I’ve settled into my middle age, accepting my changing body, my feral facial hair my reliance of stretchy jeans and it’s fair to say I’m very comfortable.
Well a couple of weeks ago I stepped out of my lovely comfy zone and I did something I’d never done before, I spoke in front of an audience at the Home Show in Dublin.
I’m very chatty, some would say too chatty but I don’t agree with them, so doing a one on one Design Clinic with the general public was a doddle for me.
I was happy to agree to get up on stage and talk about ‘Trends in Kitchens’ until I actually had to stand up on stage and talk about ‘Trends in Kitchens’
Being an Interior Designer people expect me to be arty and glamorous. I am arty but I fail in the glamour department. So on Saturday morning I thought I should make an extra effort.
So out came ‘bloody expensive’ stretchy red dress with support tights and my lovely Catholic nun shoes. That’s a glamorous as I get.
I did my research and I was ready for an informal talk on the latest ‘Trends in Kitchens’ only I really wasn’t ready.
I stood at the side of the stage with our very nice sponsor from Ulster Bank and reported from the Irish Independent.
My stomach felt sick , the reported went through the questions she was going to ask me and I should just relax and enjoy it.
I was sweating my stomach was sick and I couldn’t speak. This was the very worst idea I ever had in my entire life. What class of a gobshite was I to agree to this.
‘Now do you have a plant’ asked the Irish Indo journo
‘A plant, was I suppose to bring a plant’ I know botanicals are all very on trend and we were surrounded by plants but nobody mentioned bringing a plant.
‘Someone in the audience to ask you a question’
That’s it I was about to pass out right there at the side of the stage in the RDS Fortunately my cousin in law was visiting the show and was called upon to ask a question. She agreed and the relief flooded over me. I had a plant and she was going to ask me a question form the audience.
There we sat on the stage and once again I was filled with fear. The first designer not only was she very glam she also had slides, I didn’t have slides, but I did have a plant and I was sure Sile would be there for me when the time came.

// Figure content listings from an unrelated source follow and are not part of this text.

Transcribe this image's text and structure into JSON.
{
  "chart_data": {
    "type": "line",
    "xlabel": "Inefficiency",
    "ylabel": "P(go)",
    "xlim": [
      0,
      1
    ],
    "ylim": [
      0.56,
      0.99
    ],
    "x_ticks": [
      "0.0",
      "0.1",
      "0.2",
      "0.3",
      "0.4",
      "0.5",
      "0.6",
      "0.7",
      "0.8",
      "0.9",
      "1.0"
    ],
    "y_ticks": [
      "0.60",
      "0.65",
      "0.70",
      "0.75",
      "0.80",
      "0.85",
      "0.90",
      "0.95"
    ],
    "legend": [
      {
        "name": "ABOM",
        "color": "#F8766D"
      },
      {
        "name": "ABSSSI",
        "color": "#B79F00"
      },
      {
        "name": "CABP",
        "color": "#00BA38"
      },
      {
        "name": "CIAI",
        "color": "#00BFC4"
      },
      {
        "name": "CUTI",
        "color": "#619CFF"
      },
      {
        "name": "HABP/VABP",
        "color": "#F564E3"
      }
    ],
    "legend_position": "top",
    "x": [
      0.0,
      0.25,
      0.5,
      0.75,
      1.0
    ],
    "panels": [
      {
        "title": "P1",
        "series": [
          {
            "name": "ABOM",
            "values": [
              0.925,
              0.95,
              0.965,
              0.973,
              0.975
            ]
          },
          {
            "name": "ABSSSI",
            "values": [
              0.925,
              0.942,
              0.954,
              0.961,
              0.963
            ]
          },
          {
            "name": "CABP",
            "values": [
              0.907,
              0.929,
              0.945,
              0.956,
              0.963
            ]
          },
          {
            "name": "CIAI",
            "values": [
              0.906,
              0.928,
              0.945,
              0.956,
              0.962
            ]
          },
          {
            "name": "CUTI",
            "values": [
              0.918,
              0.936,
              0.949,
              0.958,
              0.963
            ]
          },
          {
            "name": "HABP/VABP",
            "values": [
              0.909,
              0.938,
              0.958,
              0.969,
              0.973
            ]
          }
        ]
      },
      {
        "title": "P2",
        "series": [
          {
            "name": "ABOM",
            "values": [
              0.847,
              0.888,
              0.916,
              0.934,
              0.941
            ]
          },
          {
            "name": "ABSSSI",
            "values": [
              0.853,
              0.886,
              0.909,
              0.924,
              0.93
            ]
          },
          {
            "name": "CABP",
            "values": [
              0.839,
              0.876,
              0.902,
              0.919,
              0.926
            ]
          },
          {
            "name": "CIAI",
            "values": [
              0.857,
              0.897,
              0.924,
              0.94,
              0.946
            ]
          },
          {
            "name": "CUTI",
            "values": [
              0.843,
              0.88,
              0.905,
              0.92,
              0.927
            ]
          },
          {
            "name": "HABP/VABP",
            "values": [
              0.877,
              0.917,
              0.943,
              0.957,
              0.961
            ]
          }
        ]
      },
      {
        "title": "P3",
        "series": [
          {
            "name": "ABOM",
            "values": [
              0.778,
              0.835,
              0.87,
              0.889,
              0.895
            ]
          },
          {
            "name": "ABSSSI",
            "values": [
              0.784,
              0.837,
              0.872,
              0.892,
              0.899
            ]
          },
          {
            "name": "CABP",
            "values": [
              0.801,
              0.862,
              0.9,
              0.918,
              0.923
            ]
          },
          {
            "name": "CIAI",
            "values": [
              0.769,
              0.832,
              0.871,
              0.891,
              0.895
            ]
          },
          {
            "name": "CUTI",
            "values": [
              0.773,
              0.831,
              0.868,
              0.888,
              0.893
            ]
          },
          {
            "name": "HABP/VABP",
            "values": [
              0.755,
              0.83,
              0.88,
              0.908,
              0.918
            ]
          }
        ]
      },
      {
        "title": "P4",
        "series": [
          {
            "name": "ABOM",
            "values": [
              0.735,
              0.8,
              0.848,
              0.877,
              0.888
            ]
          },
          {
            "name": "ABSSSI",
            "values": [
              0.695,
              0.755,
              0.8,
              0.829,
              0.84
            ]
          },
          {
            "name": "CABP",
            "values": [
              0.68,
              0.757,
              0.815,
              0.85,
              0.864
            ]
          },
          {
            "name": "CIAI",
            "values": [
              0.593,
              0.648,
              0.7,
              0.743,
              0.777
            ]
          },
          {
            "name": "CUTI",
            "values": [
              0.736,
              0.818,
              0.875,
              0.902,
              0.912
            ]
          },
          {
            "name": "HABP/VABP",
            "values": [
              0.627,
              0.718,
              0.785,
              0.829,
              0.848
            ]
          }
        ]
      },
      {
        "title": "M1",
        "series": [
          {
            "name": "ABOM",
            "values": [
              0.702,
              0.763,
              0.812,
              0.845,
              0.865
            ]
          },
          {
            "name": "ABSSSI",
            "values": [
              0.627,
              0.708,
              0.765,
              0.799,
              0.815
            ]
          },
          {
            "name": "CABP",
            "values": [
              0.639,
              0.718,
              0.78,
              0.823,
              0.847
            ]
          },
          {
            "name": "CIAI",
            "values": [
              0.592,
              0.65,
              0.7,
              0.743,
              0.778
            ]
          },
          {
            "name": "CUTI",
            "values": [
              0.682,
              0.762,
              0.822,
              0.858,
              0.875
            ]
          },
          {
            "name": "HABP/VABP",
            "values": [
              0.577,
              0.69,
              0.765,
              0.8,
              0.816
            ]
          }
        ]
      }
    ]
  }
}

So when it was my turn to speak I announced who I was and wittered on about my company, then I expressed how nervous I was to the audience, they laughed politely. Ok this was ok.. I launched in current trends ‘In Kitchens’ for about a minute and a half then decided I was doing this people a dis service. I suggested that they needed to decide how they wanted their kitchens work for them. I wittered on about planning and appliances. The famous triangle and that then they should think about trends and only then.
That was it I found my voice and nothing could stop me now. I kept talking, then it was Q & A time. I could hold my own slides or no slides. Some lovely woman told me not to be nervous as I was ‘simply marvelous’ me marvelous .. well I never.
Sile got her question in and the poor girl got a couple of answers. Glam designer and myself thought we should both answer it.
The subject moved on to panelling, well now I do had an opinion on panelling and there was no holing me back.
Honestly if I’d walked away when I got nervous I never would have enjoyed myself so much. I did I enjoyed it, I felt the terror, the sweats, the dry throat and the sick stomach and I walked onto that stage and held my own with the rest of them, even if I didn’t have any slides I had a plant called Sile.
Ya know that saying ‘feel the fear and do it anyway’ well it’s bloody true. I cannot tell you how chuffed I was with myself and still am. So much so I planning some webinars, yes me.